A prepayment penalty discourages borrowers from paying more or paying off the loan.
What is a guaranteed mortgage?
A guaranteed mortgage is a home loan guaranteed by a third party, often a government agency that will buy the debt from the lender and take responsibility for the loan if the borrower defaults. The value of the home secures the mortgage. If the borrower defaults, the lender can file a claim against the guarantor.
A guaranteed mortgage provides the lender a level of security. Guaranteed loans sometimes are given to risky borrowers who do not qualify for a mortgage but need the financial help. Or, they are given to homebuyers who do not have a large down payment saved and need to borrow up to 100 percent of the home’s value. The guarantee gives the mortgage lender the confidence to grant the loan.
The most common types of guaranteed mortgages are those backed the federal government. The Federal Housing Administration (FHA) and the Department of Veterans Affairs (VA) are guarantors of mortgage loans.
If a borrower defaults on a mortgage guaranteed by the FHA or the VA, the agency steps in to offer the lender financial compensation. This often comes in the form of an insurance-like payment for any funds lost if the home cannot be sold to recoup the investment.
Guaranteed mortgage example
Sam, 24, wants to buy a house but has a sparse credit history. He also has little money saved for a down payment.
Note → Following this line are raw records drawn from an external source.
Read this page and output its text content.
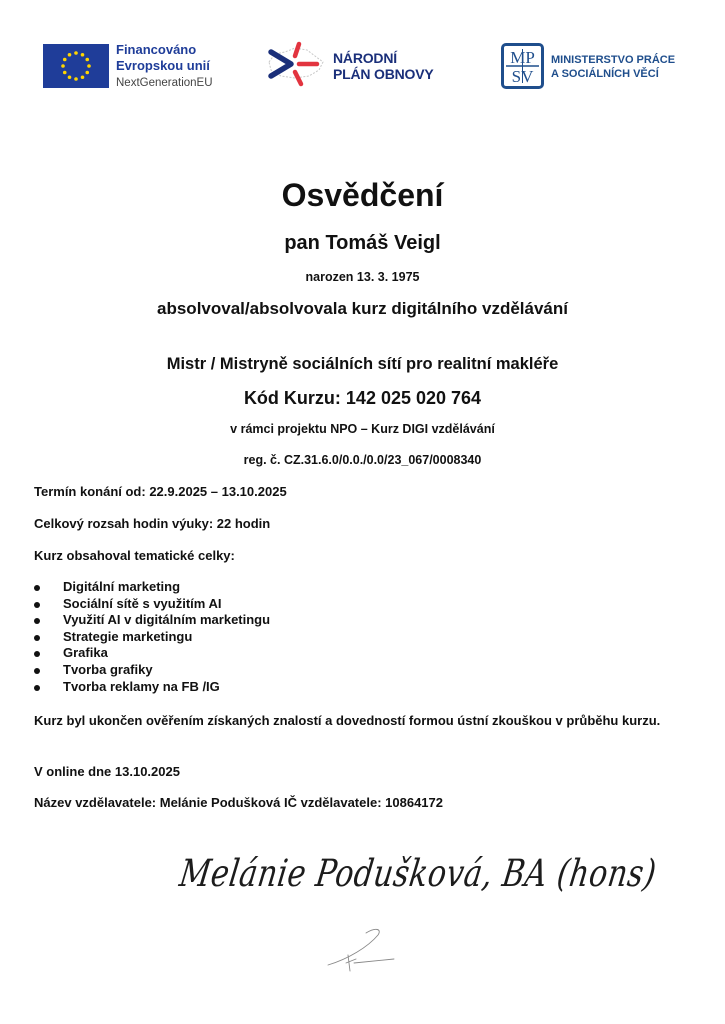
Financováno
Evropskou unií
NextGenerationEU
NÁRODNÍ
PLÁN OBNOVY
MP
SV
MINISTERSTVO PRÁCE
A SOCIÁLNÍCH VĚCÍ
Osvědčení
pan Tomáš Veigl
narozen 13. 3. 1975
absolvoval/absolvovala kurz digitálního vzdělávání
Mistr / Mistryně sociálních sítí pro realitní makléře
Kód Kurzu: 142 025 020 764
v rámci projektu NPO – Kurz DIGI vzdělávání
reg. č. CZ.31.6.0/0.0./0.0/23_067/0008340
Termín konání od: 22.9.2025 – 13.10.2025
Celkový rozsah hodin výuky: 22 hodin
Kurz obsahoval tematické celky:
Digitální marketing
Sociální sítě s využitím AI
Využití AI v digitálním marketingu
Strategie marketingu
Grafika
Tvorba grafiky
Tvorba reklamy na FB /IG
Kurz byl ukončen ověřením získaných znalostí a dovedností formou ústní zkouškou v průběhu kurzu.
V online dne 13.10.2025
Název vzdělavatele: Melánie Podušková IČ vzdělavatele: 10864172
Melánie Podušková, BA (hons)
Sam does not qualify for a regular mortgage loan, but he does qualify for a VA mortgage loan because he served three years in the U.S. Army and was honorably discharged.
The VA loan is a great fit for Sam because it does not require a down payment, there is no mortgage insurance, the credit requirements are flexible and the interest rate is competitive. There is, however, a funding fee because the VA is guaranteeing Sam’s mortgage. The guarantee of the federal government gives the mortgage lender enough security to agree to the loan.